Rira Republic first made a rough sketch, after which the artists and patrol officers together painted the picture. The work was completed this summer.

Team efforts like this are the focus of this whole endeavor and also what differentiates this renewal project from other similar ones.

About 200 meters from the patrol post stands a modest two-story house. The walls of its first floor feature a large lavender flower against an ivory background, its vivid colors and smooth curves cheering up this dull corner of the neighborhood.

“My housemate doesn’t have children, so I thought a drawing would light up our house and the mood in it,” said Lee Jae-gil, 37, who lives in the building. The Rira Republic artists drew an initial design, which Lee and his housemate reviewed and suggested changes to. When everyone was happy, the work went ahead.

Since August this year, the artists have been focusing on one of the most problematic streets in Mangwon, unit 5-5.

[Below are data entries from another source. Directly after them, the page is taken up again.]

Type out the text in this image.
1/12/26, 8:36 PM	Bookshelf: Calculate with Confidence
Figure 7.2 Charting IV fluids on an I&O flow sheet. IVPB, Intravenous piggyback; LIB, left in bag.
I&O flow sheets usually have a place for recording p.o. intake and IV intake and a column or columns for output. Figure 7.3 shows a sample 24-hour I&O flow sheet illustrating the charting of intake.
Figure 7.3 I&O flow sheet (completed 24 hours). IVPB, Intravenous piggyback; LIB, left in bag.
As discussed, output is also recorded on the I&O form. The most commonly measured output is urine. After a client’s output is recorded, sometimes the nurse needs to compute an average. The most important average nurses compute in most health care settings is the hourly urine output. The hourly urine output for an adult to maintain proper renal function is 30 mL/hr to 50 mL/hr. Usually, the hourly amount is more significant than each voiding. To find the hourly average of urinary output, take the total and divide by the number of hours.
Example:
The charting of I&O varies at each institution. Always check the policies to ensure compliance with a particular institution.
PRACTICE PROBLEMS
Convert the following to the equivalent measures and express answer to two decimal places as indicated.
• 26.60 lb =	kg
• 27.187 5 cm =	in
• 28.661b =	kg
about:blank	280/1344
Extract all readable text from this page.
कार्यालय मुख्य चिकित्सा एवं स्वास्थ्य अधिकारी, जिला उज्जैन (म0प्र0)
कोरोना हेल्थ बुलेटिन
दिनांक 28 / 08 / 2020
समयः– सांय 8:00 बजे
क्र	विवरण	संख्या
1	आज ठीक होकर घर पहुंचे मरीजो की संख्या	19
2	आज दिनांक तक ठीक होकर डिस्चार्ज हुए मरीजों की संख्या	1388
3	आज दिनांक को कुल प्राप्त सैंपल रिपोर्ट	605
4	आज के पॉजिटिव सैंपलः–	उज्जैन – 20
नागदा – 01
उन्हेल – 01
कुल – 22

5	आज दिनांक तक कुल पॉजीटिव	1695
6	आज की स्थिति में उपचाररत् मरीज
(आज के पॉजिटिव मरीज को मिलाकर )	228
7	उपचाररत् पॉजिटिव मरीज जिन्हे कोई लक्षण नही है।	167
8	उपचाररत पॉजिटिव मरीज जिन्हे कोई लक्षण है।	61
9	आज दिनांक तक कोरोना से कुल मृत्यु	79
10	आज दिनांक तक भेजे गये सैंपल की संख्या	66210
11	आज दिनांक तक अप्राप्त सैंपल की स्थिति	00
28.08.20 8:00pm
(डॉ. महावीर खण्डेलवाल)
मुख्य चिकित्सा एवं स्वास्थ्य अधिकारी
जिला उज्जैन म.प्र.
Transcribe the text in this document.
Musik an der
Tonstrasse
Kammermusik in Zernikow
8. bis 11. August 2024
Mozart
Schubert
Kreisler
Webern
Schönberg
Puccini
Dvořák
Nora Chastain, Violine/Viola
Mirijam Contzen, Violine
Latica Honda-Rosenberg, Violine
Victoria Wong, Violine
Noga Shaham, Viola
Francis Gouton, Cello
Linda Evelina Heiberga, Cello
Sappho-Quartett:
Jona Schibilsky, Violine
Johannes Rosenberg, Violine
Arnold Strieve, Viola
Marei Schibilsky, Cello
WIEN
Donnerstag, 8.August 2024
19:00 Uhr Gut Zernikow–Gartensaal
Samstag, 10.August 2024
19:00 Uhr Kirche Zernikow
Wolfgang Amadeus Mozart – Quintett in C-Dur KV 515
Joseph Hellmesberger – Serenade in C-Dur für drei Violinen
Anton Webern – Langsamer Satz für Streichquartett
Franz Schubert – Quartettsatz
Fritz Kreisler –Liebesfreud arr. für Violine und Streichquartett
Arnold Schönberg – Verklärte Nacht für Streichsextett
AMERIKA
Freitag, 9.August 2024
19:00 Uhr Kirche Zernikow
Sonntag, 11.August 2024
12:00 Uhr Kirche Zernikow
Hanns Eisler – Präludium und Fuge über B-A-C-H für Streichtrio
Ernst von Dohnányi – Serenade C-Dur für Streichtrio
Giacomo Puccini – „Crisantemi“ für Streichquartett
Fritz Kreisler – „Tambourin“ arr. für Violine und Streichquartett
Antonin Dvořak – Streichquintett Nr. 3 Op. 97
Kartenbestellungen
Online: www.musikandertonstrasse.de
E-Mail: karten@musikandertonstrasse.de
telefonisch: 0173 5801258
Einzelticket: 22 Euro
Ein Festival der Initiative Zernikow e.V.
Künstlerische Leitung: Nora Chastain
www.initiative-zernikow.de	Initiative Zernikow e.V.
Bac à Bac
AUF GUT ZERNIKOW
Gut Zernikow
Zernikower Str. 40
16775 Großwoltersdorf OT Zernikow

It is crammed with residents aged between 50 and 70, most of them jobless. The low-lying area is also often heaped with trash.

Rira Republic has recently cleared the trash away and created a small garden, putting in a hedge and planting cabbages.

Around a dozen buildings and sites have been given a new lease of life in this way. As Ha Yeong-ho explains, the essence of their work is in the breaking of the traditional one-way, hierarchical dynamics of art.

“Public art is about bringing artworks out of exhibition halls to a public space. But our definition of public art is shifting from the conventional process whereby artists create a piece and showcase it to the public, to one in which artists and the public work together to create art,” Ha said.

The project wasn’t without its share of struggles and conflicts.

“The people here are used to receiving charity and pro bono work, so some of them didn’t really care about the project, thinking of it as the usual free maintenance work or something similar,” said Park Seon-hee, Rira Republic’s art director.

“But since our work is all about collaborating with the people, this indifference was a major barrier. For these people, making ends meet has been their sole priority, so inducing participation from them wasn’t easy.”

Rira Republic will wrap up its work in Mangwon this December. They will continue to hold classes, though, taking people to areas needing renovation and teach them some on-the-spot basics in woodworking.

As to what the Street Artists’ Project will do next, it’s still anyone’s guess.

“A series of street renewal projects have sprung up in recent years, but their sustainability is in question,” said Park. “We’ll take some time to deliberate ways to make our project more long-lasting and people-friendly.”